Why all the subterfuge? Why didn’t Joseph just reveal himself to his brothers immediately? Was it really necessary for him to play this charade and keep his identity a secret? What was he trying to accomplish? The best we can gather from the events recorded in the book of Genesis is that Joseph was trying to ascertain if his brothers had changed. Did they have any remorse over what they had done to him years earlier? In the years since they had sold him into slavery, had they matured and had enough time to rethink their actions? Did they regret their earlier decision? Joseph longed to be restored to his family, but he had to know just what kind of family they were. He was in a position to bless them and provide for them, but Joseph wanted to know the condition of their hearts. We know from the record of Genesis, that Joseph was a man of integrity and honor. He had proven himself to be honest, a hard worker and loyal to his employers. In every situation he found himself, he applied himself to his work and made himself an invaluable asset to all those around him. He had the favor of God and men. But what about his brothers? Could they be trusted? Were they men of integrity and honesty? When they discovered who Joseph was, would their bowing be replaced with renewed hatred and jealousy. Joseph had been favored by God Himself. God had raised Joseph to a prominent position in the court of Pharaoh. God had clothed Joseph with beautiful garments and given him riches beyond his brothers’ wildest dreams. Would their old jealousies surface again?
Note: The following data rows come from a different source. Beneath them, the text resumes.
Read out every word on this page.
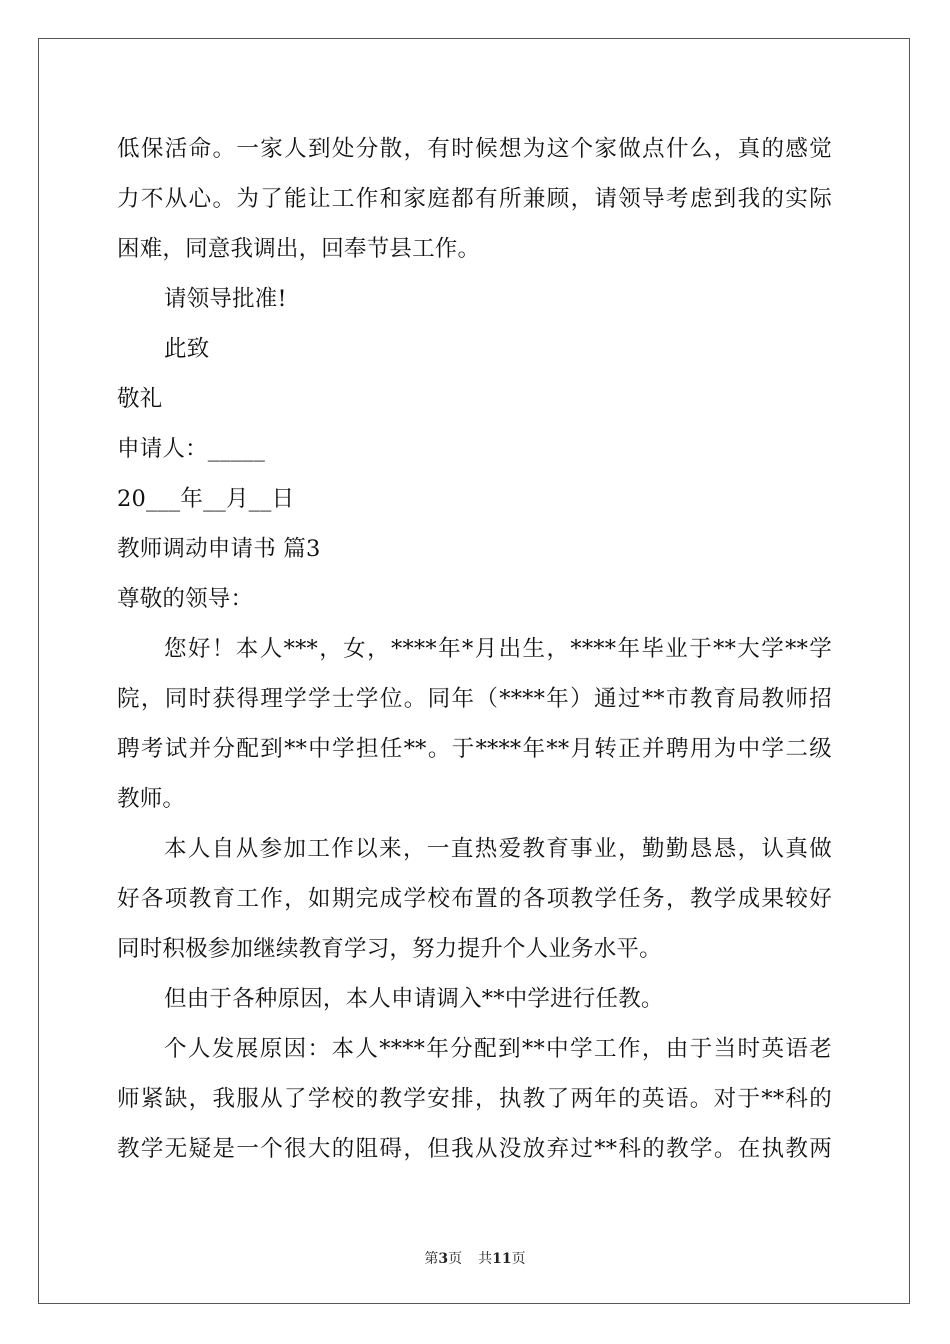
低保活命。一家人到处分散，有时候想为这个家做点什么，真的感觉
力不从心。为了能让工作和家庭都有所兼顾，请领导考虑到我的实际
困难，同意我调出，回奉节县工作。
请领导批准!
此致
敬礼
申请人：_____
20___年__月__日
教师调动申请书 篇3
尊敬的领导：
您好！本人***，女，****年*月出生，****年毕业于**大学**学
院，同时获得理学学士学位。同年（****年）通过**市教育局教师招
聘考试并分配到**中学担任**。于****年**月转正并聘用为中学二级
教师。
本人自从参加工作以来，一直热爱教育事业，勤勤恳恳，认真做
好各项教育工作，如期完成学校布置的各项教学任务，教学成果较好
同时积极参加继续教育学习，努力提升个人业务水平。
但由于各种原因，本人申请调入**中学进行任教。
个人发展原因：本人****年分配到**中学工作，由于当时英语老
师紧缺，我服从了学校的教学安排，执教了两年的英语。对于**科的
教学无疑是一个很大的阻碍，但我从没放弃过**科的教学。在执教两
第3页 共11页
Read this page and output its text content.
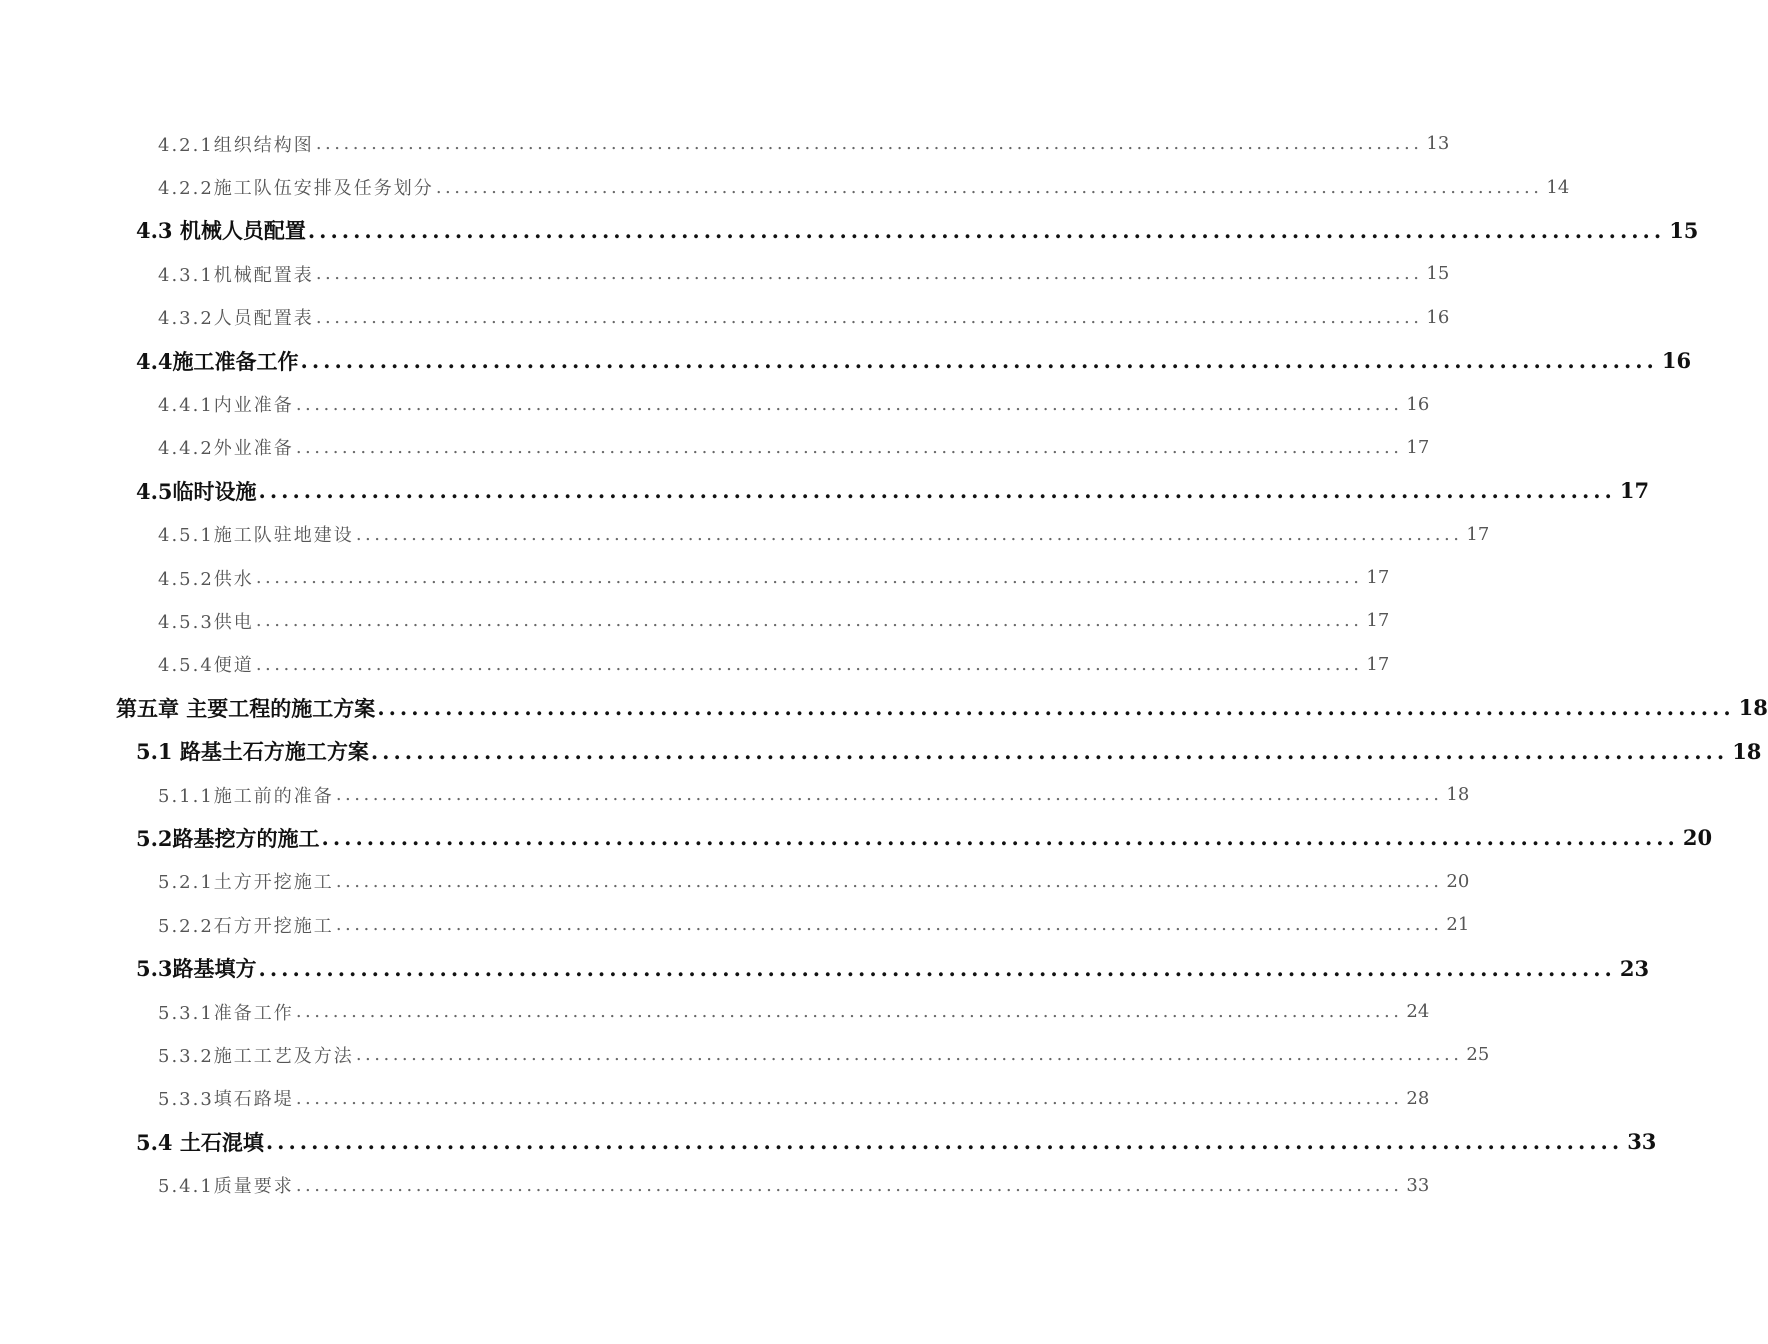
4.2.1组织结构图 ........................................................................................................................ 13
4.2.2施工队伍安排及任务划分 ........................................................................................................................ 14
4.3 机械人员配置 ........................................................................................................................ 15
4.3.1机械配置表 ........................................................................................................................ 15
4.3.2人员配置表 ........................................................................................................................ 16
4.4施工准备工作 ........................................................................................................................ 16
4.4.1内业准备 ........................................................................................................................ 16
4.4.2外业准备 ........................................................................................................................ 17
4.5临时设施 ........................................................................................................................ 17
4.5.1施工队驻地建设 ........................................................................................................................ 17
4.5.2供水 ........................................................................................................................ 17
4.5.3供电 ........................................................................................................................ 17
4.5.4便道 ........................................................................................................................ 17
第五章 主要工程的施工方案 ........................................................................................................................ 18
5.1 路基土石方施工方案 ........................................................................................................................ 18
5.1.1施工前的准备 ........................................................................................................................ 18
5.2路基挖方的施工 ........................................................................................................................ 20
5.2.1土方开挖施工 ........................................................................................................................ 20
5.2.2石方开挖施工 ........................................................................................................................ 21
5.3路基填方 ........................................................................................................................ 23
5.3.1准备工作 ........................................................................................................................ 24
5.3.2施工工艺及方法 ........................................................................................................................ 25
5.3.3填石路堤 ........................................................................................................................ 28
5.4 土石混填 ........................................................................................................................ 33
5.4.1质量要求 ........................................................................................................................ 33
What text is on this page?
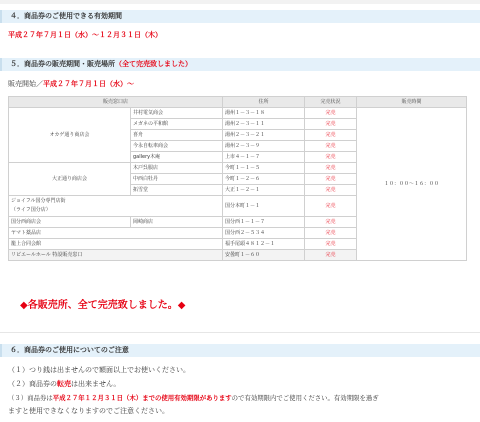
４．商品券のご使用できる有効期間
平成２７年７月１日（水）～１２月３１日（木）
５．商品券の販売期間・販売場所（全て完売致しました）
販売開始／平成２７年７月１日（水）～
販売窓口店		住所	完売状況	販売時間	
オカゲ通り商店会	井村電気商会	湯州１－３－１８	完売	１０：００～１６：００	
	メガネの平和館	湯州２－３－１１	完売		
	喜舟	湯州２－３－２１	完売		
	今永自転車商会	湯州２－３－９	完売		
	gallery木庵	上市４－１－７	完売		
大正通り商店会	木戸呉服店	今町１－１－５	完売		
	中西白牡丹	今町１－２－６	完売		
	拓雪堂	大正１－２－１	完売		
ジョイフル国分専門店街
（ライフ国分店）		国分本町１－１	完売		
国分西商店会	岡崎商店	国分西１－１－７	完売		
ヤマト薬品店		国分西２－５３４	完売		
籠上合同会館		福手尾頭４８１２－１	完売		
リビエールホール 特設販売窓口		安曇町１－６０	完売	
◆各販売所、全て完売致しました。◆
６．商品券のご使用についてのご注意
（１）つり銭は出ませんので額面以上でお使いください。
（２）商品券の転売は出来ません。
（３）商品券は平成２７年１２月３１日（木）までの使用有効期限がありますので有効期限内でご使用ください。有効期限を過ぎ
ますと使用できなくなりますのでご注意ください。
Behind all of this is the hand of God preparing his people for His blessings and the fulfillment of His promises. As we have already seen, this is not really a story about Joseph, but about God and His faithfulness to His chosen people, Israel. Joseph is simply a conduit through whom God sent dreams and by whom God was going to fulfill the promises He had made to Abraham. Joseph’s dream had come true. His brothers had bowed down before him. But the real point of the story is that God’s promise was coming true. He was in the process of fulfilling all that He had said He would do. And each of these events is part of His divine plan for bringing about His to make of Abraham a great nation and, through him, to bless all the families of the earth.